Brewton native recalls meeting ‘King of Pop’
By By Kerry Whipple Bean
The man who would become the world’s most recognizable pop star and one of Brewton’s own most recognizable music talents met backstage nearly 30 years ago — and sang to each other.
That is the memory that stands out most for the Oak Ridge Boys’ William Lee Golden, a Brewton native, in the wake of Michael Jackson’s untimely death Thursday. Golden met Jackson when he was still singing with his brothers in the Jackson 5, not long before the singer’s solo career exploded in the 1980s.
Jackson died at age 50 after being rushed to a Los Angeles hospital in cardiac arrest.

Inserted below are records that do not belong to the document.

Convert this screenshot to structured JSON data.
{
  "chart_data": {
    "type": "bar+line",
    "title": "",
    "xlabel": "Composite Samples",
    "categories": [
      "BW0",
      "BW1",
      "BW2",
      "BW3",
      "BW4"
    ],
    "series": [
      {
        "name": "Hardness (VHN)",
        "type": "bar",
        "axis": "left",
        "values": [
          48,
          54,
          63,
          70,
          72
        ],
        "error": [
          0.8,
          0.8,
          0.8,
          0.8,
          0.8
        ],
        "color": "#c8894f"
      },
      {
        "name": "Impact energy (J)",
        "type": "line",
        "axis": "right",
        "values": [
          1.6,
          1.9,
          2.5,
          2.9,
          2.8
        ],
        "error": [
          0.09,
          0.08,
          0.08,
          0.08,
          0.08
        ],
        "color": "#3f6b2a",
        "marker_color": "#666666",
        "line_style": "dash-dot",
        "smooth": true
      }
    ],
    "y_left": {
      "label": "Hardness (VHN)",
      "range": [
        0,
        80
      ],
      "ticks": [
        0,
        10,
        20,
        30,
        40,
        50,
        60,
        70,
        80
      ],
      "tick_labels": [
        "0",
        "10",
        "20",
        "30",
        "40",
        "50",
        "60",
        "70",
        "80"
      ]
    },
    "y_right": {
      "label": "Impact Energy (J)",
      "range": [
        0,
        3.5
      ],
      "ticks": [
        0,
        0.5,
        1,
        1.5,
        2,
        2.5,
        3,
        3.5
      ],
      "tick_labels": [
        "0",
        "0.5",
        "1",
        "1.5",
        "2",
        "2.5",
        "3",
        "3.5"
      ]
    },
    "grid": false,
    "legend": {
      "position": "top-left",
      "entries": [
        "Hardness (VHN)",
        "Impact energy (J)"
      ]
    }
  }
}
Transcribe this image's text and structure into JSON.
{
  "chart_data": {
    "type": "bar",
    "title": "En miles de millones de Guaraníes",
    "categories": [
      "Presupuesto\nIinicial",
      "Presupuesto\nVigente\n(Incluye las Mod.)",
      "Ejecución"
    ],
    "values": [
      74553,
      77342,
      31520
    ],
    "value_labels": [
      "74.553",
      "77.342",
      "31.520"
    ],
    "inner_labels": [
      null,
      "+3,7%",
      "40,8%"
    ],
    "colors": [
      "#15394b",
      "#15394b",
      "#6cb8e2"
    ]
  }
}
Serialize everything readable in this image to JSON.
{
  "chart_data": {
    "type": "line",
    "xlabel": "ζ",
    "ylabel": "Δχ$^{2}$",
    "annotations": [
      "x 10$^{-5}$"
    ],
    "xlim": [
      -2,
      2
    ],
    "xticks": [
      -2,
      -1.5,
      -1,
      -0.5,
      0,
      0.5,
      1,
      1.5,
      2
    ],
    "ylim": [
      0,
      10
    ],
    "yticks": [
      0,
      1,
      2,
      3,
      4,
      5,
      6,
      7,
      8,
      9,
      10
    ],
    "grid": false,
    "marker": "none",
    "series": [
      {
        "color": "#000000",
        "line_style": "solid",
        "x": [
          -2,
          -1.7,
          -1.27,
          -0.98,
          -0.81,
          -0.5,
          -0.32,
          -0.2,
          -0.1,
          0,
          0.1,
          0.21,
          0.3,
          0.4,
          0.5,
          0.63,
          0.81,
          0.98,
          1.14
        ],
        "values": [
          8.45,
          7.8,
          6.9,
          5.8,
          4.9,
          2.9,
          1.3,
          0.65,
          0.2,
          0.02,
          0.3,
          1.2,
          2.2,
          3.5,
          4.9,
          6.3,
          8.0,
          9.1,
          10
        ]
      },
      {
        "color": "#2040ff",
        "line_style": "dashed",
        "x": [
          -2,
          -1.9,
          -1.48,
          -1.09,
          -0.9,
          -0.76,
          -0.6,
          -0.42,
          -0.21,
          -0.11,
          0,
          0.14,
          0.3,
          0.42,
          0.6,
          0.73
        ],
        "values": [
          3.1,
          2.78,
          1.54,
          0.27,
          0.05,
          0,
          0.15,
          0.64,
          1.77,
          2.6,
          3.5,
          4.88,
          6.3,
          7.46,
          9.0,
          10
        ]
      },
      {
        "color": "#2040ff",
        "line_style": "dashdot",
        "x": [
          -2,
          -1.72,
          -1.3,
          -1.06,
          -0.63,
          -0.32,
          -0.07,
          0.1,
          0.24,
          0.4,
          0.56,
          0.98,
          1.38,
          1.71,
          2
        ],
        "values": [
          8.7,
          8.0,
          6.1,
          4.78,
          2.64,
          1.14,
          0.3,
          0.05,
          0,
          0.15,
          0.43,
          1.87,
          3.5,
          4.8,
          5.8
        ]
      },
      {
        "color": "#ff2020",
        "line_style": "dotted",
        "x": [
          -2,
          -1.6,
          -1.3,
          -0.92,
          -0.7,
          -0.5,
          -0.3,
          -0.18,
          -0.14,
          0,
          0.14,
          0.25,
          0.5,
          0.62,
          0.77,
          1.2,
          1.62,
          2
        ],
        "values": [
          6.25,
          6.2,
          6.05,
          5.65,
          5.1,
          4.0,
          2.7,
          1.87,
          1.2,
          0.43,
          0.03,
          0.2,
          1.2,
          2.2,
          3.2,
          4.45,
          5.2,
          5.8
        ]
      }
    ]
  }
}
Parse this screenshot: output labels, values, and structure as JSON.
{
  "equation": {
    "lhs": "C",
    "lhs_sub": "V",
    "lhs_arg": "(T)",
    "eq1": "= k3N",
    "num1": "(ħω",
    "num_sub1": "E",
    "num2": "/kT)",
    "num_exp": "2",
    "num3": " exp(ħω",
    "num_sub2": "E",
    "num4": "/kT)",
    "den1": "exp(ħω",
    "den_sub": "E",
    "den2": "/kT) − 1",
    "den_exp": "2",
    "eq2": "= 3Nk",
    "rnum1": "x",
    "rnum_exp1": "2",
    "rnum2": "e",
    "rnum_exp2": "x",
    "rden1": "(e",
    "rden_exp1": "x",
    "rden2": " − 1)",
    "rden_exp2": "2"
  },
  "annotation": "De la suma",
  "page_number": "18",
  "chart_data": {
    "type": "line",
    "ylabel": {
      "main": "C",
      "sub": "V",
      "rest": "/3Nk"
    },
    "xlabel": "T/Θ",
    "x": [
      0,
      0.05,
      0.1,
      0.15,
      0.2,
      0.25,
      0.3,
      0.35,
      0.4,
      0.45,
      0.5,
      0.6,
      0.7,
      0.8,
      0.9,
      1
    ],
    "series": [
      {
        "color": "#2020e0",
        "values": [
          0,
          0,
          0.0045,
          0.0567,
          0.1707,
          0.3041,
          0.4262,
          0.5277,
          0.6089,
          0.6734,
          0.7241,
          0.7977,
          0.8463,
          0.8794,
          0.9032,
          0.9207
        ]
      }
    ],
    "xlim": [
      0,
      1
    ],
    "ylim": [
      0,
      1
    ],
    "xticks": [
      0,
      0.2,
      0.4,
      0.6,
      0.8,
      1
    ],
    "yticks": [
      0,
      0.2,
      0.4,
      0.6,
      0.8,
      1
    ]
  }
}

Famous first for his singing a string of hits with his brothers, Jackson went on to become one of the most loved — and commercially successful — pop stars, but also one of the most controversial. He was acquitted of charges of child molestation in 2003, but the stigma of the charges and his own bizarre behavior over the years never left him.
Jackson’s death, though, reminded many — including Golden — of his early success and huge talent.
Golden said he recognized that, while all of the brothers were talented, Michael had something special.
Golden told a Nashville news station Thursday that he and Jackson had some time to chat backstage about a mutual idol.
As Jackson’s popularity rocketed when he became a solo act, Golden watched along with the rest of the world.